Maintenance after Water-crossings

After encountering a water crossing you want to be sure to inspect specific things that could be affected by the water.  Any time you encounter a water crossing that is axle depth or deeper, check the differential oil for water contamination. Even if you have an extended differential breathers, this is not a guarantee that water has not entered the differential.  If you do not have differential breathers this should mean a mandatory inspection.  Even though the best time to check the differentials for water is right after the crossing, most of the time, people will not check it right there and will continue wheeling the rest of the day.  However checking the differential fluid is relatively easy to do.  Since water is heavier than your gear oil oil, it will collect at the lowest point in the differential, at the drain plug.  To properly inspect it after a crossing allowing time for your axles vehicle to cool a bit, then loosen the drain bolt and run a small amount of the gear oil into a glass or cup. You'll see water if it's present.  Also a milky or chocolate milk colored oil indicates water is present.  If you're unlucky enough to have water present in your gear oil, the differential oil should be drained and replaced. Driving your vehicle for any distance with water mixed with the gear oil can damage your ring and pinion.  If you had taken on water in the differential and have to drive out, allow the axle to cool for a while and attempt to drain as much water as possibly without draining any larger quantity of gear oil.  Collect this oil and water mixture in a container and save it until you get home, then dispose of it properly.  Never dispose of oil into the environment. 

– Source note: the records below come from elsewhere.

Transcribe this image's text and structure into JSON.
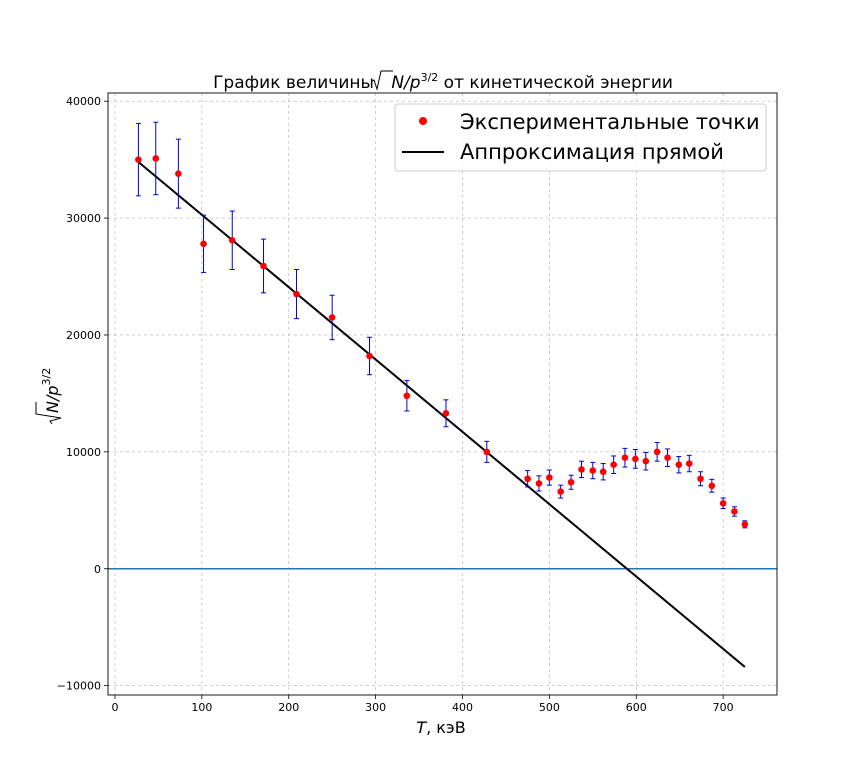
{
  "chart_data": {
    "type": "scatter",
    "title": {
      "prefix": "График величины ",
      "sqrt_var": "N",
      "slash": "/",
      "p": "p",
      "exp": "3/2",
      "suffix": " от кинетической энергии"
    },
    "xlabel": {
      "var": "T",
      "unit": ", кэВ"
    },
    "ylabel": {
      "sqrt_var": "N",
      "slash": "/",
      "p": "p",
      "exp": "3/2"
    },
    "xlim": [
      -8,
      762
    ],
    "ylim": [
      -10800,
      40700
    ],
    "xticks": [
      0,
      100,
      200,
      300,
      400,
      500,
      600,
      700
    ],
    "yticks": [
      -10000,
      0,
      10000,
      20000,
      30000,
      40000
    ],
    "grid": true,
    "legend_position": "top-right",
    "colors": {
      "points": "#ff0000",
      "errorbars": "#0000cd",
      "fit": "#000000",
      "zero_line": "#1f77b4",
      "grid": "#b0b0b0"
    },
    "series": [
      {
        "name": "Экспериментальные точки",
        "kind": "points_with_errorbars",
        "x": [
          27,
          47,
          73,
          102,
          135,
          171,
          209,
          250,
          293,
          336,
          381,
          428,
          475,
          488,
          500,
          513,
          525,
          537,
          550,
          562,
          574,
          587,
          599,
          611,
          624,
          636,
          649,
          661,
          674,
          687,
          700,
          713,
          725
        ],
        "y": [
          35000,
          35100,
          33800,
          27800,
          28100,
          25900,
          23500,
          21500,
          18200,
          14800,
          13300,
          10000,
          7700,
          7300,
          7800,
          6600,
          7400,
          8500,
          8400,
          8300,
          8900,
          9500,
          9400,
          9200,
          10000,
          9500,
          8900,
          9000,
          7700,
          7100,
          5600,
          4900,
          3800
        ],
        "yerr": [
          3100,
          3100,
          2950,
          2450,
          2500,
          2300,
          2100,
          1900,
          1600,
          1300,
          1150,
          900,
          700,
          650,
          650,
          550,
          600,
          700,
          700,
          700,
          750,
          800,
          800,
          750,
          800,
          750,
          700,
          700,
          600,
          550,
          450,
          400,
          300
        ]
      },
      {
        "name": "Аппроксимация прямой",
        "kind": "line",
        "x": [
          27,
          725
        ],
        "y": [
          34800,
          -8400
        ]
      }
    ],
    "reference_lines": [
      {
        "orientation": "horizontal",
        "y": 0
      }
    ]
  }
}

Aside from the axle differentials your gearbox, transfer case and engine oil can all become contaminated by water. These however usually only take on water when a vehicle is stationary in deeper water.  Also check other electrical items such as your electric winch.  Winches typically are not used for extended periods of time but when they are needed, they may have been damaged or may have seized due to the water exposure.  Periodic maintenance and testing should be part of your routine anyway.  After a water crossing give the winch a quick test of it's operation.

Water crossing should be taken seriously.  Water has the potential to do expensive damage to your vehicle's engine and drive train. But with proper preparation and post inspection and maintenance, the challenge of a water crossing can be as enjoyable as any other offroad challenge.